Плавное, но стойкое снижение показателей предупреждает об угрозе выкидыша. Быстрое сокращение более чем в 3 – 4 раза свидетельствует о гибели внутриутробного ребенка. Разовый низкий результат при последующей благополучной динамике возникает, скорее, на фоне стрессовых ситуаций и переживаний или лабораторной ошибки.

Что становится причиной прекращения развития эмбриона?

Выделяют несколько причин самопроизвольного затихания вынашивания на ранних сроках:

  • Генетически обусловленный фактор. Сбой в хромосомном наследовании приводит к возникновению анэмбрионии – плодной оболочки без эмбриона, развивающейся до определенного срока, как полноценная беременность.
  • Ситуация резус-конфликта. При этом первой беременности, при условии отсутствия абортов в анамнезе, ничего не угрожает. Риску подвергаются последующие случаи зачатия, количество антител достигает пика уже в первые недели вынашивания.
  • Атака инфекционных агентов. Особую опасность представляют кишечная, грибковая флора, а также TORCH-инфекции.
  • Эндокринные нарушения.
  • Вредные пристрастия мамы (никотиновая, алкогольная, наркотическая зависимость).

То, как меняется ХГЧ при замершей беременности, может рассказать о причинах и стадиях патологии.

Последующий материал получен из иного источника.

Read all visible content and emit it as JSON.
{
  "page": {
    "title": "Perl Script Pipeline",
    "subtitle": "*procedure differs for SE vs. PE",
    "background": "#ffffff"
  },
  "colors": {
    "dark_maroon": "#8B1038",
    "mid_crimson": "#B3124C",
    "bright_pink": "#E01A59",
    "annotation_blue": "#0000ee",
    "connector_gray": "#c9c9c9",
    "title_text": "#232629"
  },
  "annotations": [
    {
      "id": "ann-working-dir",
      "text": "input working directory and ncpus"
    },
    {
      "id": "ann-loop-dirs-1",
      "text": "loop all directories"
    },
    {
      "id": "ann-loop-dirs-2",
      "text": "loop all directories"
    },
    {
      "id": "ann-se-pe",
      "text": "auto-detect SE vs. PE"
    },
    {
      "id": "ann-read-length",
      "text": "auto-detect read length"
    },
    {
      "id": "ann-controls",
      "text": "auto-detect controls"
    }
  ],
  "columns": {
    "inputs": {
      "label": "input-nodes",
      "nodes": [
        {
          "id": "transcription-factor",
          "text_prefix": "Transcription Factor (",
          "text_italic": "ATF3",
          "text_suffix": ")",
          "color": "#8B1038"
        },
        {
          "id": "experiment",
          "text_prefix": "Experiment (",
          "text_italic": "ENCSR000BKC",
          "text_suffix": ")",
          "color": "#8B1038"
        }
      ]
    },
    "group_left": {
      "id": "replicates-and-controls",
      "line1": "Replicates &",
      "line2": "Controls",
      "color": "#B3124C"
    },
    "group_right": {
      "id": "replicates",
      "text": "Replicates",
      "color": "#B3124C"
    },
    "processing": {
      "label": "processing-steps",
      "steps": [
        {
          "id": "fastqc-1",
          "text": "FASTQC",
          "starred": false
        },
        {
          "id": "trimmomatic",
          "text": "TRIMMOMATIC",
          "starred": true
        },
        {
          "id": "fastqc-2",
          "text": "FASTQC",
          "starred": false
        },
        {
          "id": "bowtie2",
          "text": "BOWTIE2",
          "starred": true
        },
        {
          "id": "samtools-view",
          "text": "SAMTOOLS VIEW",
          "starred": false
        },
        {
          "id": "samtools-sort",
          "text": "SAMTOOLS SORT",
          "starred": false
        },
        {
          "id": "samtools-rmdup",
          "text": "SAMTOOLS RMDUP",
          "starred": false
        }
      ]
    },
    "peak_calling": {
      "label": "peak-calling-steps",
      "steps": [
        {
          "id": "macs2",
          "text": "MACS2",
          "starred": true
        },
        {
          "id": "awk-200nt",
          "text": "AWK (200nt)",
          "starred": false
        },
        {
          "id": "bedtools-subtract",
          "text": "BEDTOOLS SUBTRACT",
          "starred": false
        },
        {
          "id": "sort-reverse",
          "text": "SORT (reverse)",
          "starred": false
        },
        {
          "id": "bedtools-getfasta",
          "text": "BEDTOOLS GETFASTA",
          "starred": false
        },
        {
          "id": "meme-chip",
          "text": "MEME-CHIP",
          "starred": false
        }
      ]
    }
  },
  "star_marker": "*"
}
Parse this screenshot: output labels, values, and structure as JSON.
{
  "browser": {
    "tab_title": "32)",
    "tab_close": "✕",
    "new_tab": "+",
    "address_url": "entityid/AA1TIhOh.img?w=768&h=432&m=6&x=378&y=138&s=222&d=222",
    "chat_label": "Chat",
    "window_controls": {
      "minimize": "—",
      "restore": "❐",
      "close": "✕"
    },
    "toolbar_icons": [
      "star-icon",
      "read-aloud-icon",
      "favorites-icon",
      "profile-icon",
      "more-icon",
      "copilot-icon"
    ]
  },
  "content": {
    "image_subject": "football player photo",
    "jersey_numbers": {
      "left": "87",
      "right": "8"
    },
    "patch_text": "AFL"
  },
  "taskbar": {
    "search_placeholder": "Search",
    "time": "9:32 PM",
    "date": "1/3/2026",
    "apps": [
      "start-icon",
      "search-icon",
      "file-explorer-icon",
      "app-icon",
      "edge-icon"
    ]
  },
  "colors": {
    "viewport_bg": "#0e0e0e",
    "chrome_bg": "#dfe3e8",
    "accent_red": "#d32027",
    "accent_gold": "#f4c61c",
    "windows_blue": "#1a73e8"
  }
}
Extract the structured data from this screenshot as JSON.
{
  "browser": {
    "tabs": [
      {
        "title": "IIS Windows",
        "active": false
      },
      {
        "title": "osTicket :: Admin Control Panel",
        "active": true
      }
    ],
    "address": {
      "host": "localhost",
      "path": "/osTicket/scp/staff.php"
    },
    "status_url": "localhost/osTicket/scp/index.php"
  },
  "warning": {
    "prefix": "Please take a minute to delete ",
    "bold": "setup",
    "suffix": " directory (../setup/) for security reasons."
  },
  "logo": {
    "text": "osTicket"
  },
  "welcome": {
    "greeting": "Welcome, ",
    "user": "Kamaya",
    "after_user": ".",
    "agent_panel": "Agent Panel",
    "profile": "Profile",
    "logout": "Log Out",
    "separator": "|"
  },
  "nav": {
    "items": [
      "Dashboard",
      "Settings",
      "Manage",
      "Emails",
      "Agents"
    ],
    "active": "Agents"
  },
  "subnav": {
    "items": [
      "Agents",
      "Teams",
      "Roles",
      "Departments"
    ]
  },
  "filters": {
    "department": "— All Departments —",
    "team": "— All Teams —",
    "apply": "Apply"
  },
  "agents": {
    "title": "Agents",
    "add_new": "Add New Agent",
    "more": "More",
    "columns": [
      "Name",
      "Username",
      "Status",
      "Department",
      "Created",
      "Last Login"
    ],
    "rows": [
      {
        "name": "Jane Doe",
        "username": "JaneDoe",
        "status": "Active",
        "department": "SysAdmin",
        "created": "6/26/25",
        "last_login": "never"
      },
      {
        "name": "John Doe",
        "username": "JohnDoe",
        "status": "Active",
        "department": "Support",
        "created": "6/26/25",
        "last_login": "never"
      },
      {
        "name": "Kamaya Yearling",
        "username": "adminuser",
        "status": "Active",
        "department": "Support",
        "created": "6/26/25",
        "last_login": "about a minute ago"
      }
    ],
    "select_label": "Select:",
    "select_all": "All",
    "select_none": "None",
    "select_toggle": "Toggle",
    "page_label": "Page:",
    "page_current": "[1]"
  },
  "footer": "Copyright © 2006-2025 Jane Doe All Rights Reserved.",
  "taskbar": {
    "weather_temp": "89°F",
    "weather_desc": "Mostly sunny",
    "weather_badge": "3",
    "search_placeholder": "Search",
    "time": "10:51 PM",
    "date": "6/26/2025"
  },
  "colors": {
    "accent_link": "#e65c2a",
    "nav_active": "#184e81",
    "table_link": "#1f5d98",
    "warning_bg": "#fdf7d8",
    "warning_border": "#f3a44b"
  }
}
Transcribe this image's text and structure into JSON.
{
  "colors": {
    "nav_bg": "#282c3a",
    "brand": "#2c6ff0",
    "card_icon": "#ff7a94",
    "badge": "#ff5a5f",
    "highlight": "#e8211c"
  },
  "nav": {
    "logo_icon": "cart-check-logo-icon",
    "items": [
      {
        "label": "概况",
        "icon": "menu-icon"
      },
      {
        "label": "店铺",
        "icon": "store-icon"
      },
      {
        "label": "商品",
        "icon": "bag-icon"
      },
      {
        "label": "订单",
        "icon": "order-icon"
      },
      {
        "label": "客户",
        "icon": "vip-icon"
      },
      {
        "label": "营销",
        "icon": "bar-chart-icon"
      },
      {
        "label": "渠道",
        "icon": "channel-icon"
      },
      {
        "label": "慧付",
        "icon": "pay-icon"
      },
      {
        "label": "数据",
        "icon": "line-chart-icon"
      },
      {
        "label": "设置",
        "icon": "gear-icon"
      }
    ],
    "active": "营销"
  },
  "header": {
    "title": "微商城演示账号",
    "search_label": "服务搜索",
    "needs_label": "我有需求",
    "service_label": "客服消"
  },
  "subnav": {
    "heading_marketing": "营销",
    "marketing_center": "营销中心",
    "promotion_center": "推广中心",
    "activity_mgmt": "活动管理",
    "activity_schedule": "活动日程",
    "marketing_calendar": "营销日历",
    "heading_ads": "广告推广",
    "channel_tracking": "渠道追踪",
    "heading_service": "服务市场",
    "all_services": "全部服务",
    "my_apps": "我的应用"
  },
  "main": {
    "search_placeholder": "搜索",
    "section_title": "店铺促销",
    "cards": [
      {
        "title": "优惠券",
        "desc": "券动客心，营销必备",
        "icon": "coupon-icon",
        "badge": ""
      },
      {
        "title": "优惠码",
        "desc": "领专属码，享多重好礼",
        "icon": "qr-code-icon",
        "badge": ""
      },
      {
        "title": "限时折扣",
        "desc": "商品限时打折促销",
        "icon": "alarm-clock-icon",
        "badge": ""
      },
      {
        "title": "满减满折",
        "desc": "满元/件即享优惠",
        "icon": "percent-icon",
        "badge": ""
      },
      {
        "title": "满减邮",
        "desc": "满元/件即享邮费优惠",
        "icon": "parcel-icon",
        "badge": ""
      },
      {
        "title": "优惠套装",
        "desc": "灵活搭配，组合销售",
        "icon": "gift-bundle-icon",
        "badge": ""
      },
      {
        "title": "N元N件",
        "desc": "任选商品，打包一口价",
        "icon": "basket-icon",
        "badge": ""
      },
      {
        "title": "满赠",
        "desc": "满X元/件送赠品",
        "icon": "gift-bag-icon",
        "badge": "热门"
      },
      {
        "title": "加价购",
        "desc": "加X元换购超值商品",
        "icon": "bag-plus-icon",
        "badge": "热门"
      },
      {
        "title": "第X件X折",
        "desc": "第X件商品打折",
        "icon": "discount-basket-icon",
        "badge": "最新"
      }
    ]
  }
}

Сенсибилизация к беременности

Обнаружение антител к ХГЧ – проблема аутоиммунного характера, свидетельствующая о развитии аллергической реакции. Женская иммунная система воспринимает зародыш, как чужеродное опасное тело и атакует его.

В данном случае первостепенное значение имеет, ни какой ХГЧ при замершей беременности, ставшей результатом сенсибилизации, а количество иммуноглобулина G в крови.

Это своеобразный маркер аллергической реакции, в норме его уровень не должен превышать 16 ЕД/мл.

Чем грозит высокий показатель антител к гонадотропину:

  • невозможностью эмбриона закрепиться в матке;
  • неполноценным формированием плаценты;
  • развитием ДВС-синдрома и остановкой формирования зародыша;
  • преждевременным отхождением околоплодной жидкости и самопроизвольным абортом.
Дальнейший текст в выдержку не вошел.